Early Childhood Program

Classes in our Childhood Program are grouped into age specific levels for 3 - 6 year old. Beginning with our pre-ballet level thru level IB. These classes meet once a week and last 60 minutes. At South Florida Ballet age is not only a guideline, it is also the ability of the child that predicts what level they will be placed in.

Class structure for all levels is essentially the same, with the content based on appropriate development skills for their level. Each class begins with a center warm-up that includes all of the major muscle groups and is the basis for the barre work taught in ballet class at a later date. The level IA will be introduced to the barre for a few minutes during their class. This is when they will begin to learn more French terminology and how to perform a few basic steps standing at the barre.

From this, students learn correct posture and the placement of the body over the legs (This is very important for both dancers and non-dancers!). The exercises in this section also teach balance, port de bras (arm movements), and include various types of jumps that are building blocks for the allegro (jumping) steps of classical ballet.

The level IB class is essentially the same, the students have been dancing longer and began their training in the pre-ballet level and IA level.
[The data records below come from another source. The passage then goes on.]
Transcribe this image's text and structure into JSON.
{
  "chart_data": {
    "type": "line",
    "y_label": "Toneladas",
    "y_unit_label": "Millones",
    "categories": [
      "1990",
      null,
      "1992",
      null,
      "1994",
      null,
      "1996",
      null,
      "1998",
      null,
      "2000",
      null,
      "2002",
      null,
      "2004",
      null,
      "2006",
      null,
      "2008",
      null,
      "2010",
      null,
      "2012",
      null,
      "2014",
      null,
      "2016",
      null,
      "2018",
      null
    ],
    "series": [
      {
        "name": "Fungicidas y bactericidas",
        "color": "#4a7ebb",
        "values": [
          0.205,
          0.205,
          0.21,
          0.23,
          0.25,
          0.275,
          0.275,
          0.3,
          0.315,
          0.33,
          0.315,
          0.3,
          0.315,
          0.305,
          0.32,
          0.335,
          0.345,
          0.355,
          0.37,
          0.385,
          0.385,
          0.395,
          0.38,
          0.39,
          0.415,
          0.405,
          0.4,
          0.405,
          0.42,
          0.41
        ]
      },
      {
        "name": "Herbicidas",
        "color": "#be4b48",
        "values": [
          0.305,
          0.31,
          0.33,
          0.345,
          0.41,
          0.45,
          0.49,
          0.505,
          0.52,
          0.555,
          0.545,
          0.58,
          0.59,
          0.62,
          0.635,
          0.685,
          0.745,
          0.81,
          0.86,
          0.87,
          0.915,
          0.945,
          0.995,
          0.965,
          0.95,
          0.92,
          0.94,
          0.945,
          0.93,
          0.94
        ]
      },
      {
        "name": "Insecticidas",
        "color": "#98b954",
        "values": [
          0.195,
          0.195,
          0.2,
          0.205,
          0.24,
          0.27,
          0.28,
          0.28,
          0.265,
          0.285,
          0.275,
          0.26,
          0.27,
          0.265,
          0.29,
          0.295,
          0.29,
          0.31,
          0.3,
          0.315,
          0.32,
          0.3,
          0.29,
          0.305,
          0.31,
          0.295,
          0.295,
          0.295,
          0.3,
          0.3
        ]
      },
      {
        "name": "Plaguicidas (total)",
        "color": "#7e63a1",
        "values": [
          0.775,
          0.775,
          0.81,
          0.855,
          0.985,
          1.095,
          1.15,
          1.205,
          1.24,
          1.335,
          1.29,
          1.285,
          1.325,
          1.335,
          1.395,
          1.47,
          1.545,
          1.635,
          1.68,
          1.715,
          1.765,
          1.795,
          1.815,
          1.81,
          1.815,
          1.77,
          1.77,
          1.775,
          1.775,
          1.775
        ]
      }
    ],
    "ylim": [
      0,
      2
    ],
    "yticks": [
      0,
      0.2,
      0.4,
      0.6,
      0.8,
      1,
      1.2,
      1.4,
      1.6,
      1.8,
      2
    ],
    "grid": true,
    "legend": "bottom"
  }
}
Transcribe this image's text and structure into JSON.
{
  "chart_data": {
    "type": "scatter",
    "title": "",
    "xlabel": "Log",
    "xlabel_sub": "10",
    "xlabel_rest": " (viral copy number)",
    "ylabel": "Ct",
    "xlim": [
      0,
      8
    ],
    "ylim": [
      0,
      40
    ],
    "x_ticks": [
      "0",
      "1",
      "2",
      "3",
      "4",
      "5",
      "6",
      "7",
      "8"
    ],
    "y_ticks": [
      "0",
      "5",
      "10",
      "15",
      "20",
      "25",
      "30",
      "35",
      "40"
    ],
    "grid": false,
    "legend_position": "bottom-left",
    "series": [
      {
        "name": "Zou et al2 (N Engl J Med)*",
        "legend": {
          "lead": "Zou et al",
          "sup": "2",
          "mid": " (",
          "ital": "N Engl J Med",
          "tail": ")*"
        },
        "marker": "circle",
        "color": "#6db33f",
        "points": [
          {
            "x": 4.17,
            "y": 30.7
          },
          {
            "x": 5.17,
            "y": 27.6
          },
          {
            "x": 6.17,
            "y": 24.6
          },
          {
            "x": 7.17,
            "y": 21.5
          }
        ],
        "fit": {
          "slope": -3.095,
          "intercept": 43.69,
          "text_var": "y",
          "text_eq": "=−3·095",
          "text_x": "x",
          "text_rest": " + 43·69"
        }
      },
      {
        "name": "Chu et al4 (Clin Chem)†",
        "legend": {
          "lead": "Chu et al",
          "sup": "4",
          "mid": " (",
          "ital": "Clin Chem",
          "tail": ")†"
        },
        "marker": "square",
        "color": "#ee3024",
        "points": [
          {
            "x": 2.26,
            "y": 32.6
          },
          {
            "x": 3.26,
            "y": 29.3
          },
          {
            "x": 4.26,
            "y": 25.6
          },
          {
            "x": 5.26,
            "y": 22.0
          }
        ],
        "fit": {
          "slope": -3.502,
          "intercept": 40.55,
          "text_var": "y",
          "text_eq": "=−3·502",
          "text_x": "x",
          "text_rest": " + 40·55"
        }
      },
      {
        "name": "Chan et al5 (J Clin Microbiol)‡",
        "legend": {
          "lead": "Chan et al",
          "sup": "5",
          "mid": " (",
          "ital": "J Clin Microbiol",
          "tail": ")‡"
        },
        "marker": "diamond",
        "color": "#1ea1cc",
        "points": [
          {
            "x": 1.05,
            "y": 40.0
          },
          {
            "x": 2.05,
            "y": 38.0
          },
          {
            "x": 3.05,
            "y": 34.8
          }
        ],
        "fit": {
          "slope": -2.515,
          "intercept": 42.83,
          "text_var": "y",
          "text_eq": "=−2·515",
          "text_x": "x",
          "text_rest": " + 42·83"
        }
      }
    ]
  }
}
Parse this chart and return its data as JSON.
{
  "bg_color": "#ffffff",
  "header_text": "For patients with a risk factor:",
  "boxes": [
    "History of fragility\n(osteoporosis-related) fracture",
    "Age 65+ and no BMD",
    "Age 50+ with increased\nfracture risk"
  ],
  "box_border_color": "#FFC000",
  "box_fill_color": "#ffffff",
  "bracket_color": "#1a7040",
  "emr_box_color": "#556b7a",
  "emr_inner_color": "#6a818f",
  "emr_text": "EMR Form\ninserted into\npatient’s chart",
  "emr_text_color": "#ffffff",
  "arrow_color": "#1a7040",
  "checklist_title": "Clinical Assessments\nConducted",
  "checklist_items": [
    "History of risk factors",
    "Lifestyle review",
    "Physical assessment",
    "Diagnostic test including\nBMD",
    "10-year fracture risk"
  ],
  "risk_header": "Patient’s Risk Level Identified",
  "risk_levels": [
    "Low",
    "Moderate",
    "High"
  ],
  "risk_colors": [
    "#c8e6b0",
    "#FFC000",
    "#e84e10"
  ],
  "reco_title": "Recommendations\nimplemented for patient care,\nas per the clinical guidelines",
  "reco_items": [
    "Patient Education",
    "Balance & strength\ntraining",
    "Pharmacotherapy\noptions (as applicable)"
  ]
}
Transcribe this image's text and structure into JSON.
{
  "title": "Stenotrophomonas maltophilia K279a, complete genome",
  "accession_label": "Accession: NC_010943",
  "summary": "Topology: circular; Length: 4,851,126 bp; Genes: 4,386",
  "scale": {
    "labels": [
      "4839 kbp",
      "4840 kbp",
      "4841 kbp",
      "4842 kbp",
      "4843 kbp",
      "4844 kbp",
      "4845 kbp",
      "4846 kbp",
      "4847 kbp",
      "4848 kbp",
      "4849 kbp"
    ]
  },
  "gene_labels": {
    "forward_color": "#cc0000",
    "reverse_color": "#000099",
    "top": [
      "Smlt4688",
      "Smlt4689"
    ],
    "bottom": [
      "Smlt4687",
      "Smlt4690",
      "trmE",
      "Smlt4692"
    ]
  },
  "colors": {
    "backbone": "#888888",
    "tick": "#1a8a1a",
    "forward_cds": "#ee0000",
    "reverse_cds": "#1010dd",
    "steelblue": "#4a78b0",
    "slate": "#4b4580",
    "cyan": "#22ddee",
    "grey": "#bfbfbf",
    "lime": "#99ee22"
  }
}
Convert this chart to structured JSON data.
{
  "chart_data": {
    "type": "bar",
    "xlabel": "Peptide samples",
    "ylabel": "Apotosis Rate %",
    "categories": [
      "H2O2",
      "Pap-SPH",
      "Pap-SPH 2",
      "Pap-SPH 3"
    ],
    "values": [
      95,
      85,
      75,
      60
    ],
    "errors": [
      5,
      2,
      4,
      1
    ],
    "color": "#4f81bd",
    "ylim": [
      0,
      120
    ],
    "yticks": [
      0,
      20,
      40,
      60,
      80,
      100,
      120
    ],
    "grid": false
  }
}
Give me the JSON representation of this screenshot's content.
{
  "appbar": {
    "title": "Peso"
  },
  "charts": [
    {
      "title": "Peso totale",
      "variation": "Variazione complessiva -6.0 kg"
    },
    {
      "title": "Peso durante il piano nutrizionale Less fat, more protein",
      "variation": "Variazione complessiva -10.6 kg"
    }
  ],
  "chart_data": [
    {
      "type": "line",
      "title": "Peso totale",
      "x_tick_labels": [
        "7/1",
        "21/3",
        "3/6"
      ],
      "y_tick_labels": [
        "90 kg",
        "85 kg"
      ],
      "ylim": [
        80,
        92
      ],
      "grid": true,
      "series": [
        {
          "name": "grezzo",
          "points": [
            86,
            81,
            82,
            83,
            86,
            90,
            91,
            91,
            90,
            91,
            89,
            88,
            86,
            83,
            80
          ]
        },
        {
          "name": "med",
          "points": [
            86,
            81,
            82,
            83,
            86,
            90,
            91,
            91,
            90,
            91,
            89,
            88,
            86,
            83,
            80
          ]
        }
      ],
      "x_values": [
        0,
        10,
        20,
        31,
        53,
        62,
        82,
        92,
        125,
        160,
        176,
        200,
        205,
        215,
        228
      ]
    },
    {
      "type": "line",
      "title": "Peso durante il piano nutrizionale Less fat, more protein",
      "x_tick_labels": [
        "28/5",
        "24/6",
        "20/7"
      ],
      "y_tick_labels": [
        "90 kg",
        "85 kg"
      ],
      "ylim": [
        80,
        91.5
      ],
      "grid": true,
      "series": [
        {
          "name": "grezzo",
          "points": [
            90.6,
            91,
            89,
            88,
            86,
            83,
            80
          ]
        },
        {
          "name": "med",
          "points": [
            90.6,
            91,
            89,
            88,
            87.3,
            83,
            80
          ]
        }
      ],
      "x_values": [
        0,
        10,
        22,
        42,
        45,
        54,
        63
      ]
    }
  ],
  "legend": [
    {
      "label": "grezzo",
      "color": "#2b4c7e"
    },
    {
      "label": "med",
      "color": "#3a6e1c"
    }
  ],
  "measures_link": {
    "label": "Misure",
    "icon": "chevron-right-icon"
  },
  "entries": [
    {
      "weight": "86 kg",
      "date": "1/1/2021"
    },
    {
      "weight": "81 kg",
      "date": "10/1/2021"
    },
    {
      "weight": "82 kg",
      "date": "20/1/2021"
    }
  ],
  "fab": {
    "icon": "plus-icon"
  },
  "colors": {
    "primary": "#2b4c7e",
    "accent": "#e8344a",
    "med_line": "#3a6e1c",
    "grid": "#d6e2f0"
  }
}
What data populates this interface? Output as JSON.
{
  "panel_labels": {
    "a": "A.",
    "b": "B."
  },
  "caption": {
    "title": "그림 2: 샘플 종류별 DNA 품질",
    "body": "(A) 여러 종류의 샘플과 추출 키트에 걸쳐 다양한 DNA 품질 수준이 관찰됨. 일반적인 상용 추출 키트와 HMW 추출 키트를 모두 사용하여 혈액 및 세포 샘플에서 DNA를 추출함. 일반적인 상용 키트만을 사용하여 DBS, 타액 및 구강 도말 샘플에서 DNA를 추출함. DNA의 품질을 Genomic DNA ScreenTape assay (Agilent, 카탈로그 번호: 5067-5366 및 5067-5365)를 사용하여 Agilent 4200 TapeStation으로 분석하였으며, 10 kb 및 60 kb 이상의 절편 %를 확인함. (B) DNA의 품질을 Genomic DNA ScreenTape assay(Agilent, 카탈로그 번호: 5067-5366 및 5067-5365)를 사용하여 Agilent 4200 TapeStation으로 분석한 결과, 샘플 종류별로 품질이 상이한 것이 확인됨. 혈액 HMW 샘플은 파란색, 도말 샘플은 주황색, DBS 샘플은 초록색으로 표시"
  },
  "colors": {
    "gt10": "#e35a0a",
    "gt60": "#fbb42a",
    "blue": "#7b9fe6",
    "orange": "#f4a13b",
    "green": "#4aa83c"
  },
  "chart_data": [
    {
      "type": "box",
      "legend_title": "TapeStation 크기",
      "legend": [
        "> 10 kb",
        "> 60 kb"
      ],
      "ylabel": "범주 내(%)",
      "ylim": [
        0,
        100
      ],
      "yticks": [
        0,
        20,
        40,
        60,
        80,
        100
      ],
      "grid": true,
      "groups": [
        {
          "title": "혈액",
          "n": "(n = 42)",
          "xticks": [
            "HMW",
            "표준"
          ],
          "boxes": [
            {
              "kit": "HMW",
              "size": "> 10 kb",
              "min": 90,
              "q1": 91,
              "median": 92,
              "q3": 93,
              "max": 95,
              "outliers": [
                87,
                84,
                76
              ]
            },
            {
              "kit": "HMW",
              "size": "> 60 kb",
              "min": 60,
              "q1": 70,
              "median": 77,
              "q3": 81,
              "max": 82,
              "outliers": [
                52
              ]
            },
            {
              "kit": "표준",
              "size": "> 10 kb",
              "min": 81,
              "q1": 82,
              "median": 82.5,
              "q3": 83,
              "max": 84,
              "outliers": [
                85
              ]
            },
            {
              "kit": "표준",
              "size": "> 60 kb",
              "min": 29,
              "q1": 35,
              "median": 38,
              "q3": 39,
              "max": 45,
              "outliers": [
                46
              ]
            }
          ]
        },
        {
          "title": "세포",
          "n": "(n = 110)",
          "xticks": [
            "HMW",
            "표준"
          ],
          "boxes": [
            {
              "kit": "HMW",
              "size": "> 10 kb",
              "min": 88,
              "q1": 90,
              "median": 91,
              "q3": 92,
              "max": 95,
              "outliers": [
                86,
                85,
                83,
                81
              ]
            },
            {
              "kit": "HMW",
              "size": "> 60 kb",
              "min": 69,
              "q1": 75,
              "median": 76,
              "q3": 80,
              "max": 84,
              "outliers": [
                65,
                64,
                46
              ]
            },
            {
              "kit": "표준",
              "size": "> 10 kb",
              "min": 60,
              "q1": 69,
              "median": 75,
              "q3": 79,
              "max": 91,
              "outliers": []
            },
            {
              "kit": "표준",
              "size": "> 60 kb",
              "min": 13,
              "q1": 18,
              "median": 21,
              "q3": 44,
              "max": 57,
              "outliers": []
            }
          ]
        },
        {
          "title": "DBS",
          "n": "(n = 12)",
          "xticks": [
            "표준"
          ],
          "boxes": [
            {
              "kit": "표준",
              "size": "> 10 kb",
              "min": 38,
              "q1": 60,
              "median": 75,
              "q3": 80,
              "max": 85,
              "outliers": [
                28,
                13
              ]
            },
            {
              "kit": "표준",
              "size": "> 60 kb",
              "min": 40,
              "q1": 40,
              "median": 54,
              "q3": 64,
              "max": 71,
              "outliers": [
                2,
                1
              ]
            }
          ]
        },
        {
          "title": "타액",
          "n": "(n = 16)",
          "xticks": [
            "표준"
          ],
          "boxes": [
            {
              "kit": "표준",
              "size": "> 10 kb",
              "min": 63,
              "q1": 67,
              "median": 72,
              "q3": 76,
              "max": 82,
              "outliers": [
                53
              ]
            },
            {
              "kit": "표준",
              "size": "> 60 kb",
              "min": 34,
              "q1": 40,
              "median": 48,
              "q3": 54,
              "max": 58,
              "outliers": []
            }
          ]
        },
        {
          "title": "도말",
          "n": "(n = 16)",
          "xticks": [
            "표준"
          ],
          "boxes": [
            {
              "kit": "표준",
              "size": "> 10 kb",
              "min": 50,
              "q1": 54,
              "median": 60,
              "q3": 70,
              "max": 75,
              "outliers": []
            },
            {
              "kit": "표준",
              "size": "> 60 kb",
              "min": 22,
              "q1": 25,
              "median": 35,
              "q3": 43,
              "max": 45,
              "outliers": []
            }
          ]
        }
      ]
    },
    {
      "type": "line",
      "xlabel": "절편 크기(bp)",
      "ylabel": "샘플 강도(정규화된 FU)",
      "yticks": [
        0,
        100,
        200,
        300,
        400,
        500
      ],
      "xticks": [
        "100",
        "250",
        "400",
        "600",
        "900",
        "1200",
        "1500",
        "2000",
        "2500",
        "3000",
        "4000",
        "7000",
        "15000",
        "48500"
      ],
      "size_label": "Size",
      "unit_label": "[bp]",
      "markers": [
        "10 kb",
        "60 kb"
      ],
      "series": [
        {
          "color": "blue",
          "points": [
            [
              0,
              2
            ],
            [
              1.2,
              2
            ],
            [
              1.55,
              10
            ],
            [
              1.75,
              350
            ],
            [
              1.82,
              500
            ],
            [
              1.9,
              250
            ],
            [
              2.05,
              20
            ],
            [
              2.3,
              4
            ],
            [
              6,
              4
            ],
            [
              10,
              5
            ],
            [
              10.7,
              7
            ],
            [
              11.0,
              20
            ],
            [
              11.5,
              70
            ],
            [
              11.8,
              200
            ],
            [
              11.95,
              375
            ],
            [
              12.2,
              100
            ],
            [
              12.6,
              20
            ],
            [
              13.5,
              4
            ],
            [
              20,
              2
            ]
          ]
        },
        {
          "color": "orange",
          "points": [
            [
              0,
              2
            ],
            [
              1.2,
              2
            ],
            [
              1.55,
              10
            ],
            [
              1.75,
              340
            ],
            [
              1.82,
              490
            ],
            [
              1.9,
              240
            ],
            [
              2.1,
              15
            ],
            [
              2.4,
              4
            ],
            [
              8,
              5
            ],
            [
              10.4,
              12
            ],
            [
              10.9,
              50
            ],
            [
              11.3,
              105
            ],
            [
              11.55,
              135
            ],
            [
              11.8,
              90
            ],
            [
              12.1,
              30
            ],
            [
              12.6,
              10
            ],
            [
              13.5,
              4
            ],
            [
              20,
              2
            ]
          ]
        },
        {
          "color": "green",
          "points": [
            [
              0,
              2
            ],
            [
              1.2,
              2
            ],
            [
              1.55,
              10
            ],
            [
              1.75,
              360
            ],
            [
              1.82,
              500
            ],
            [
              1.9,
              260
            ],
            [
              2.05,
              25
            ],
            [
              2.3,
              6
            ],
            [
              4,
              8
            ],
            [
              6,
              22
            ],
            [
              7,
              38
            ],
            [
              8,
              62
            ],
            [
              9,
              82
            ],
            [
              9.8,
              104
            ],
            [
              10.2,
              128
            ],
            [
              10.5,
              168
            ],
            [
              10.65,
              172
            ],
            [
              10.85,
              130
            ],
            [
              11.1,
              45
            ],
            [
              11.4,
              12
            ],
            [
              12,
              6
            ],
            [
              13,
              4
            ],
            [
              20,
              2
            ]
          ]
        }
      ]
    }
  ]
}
In level IB the execution of the step is more strongly emphasized than the previous levels.

Following the center warm-up comes stretching. These gentle exercises progress in difficulty as students gain flexibility over the years. The next section of class is based on different monthly objectives geared to the age of the students. Concepts such as classroom etiquette, musical awareness, dance relationships to others, relationships to the working space and the stage, expressing emotions through movement, and pantomime are explored during the year. The fourth section of class 'develops the loco motor skills that form the basis for all ballet steps that travel.

The final portion of class is devoted to developing creative expression. Students participate in a variety of Bee movement exercises that teach listening skills (responding to the tempo and mood of the music), levels (high, medium, low), and directions (forward, backward, sideways). Young dancers who are consistently exposed to this type of activity in class are generally more creative in their choreographic efforts in late years, and are consistently freer in their movement styles as they develop. Besides, it’s just plain FUN!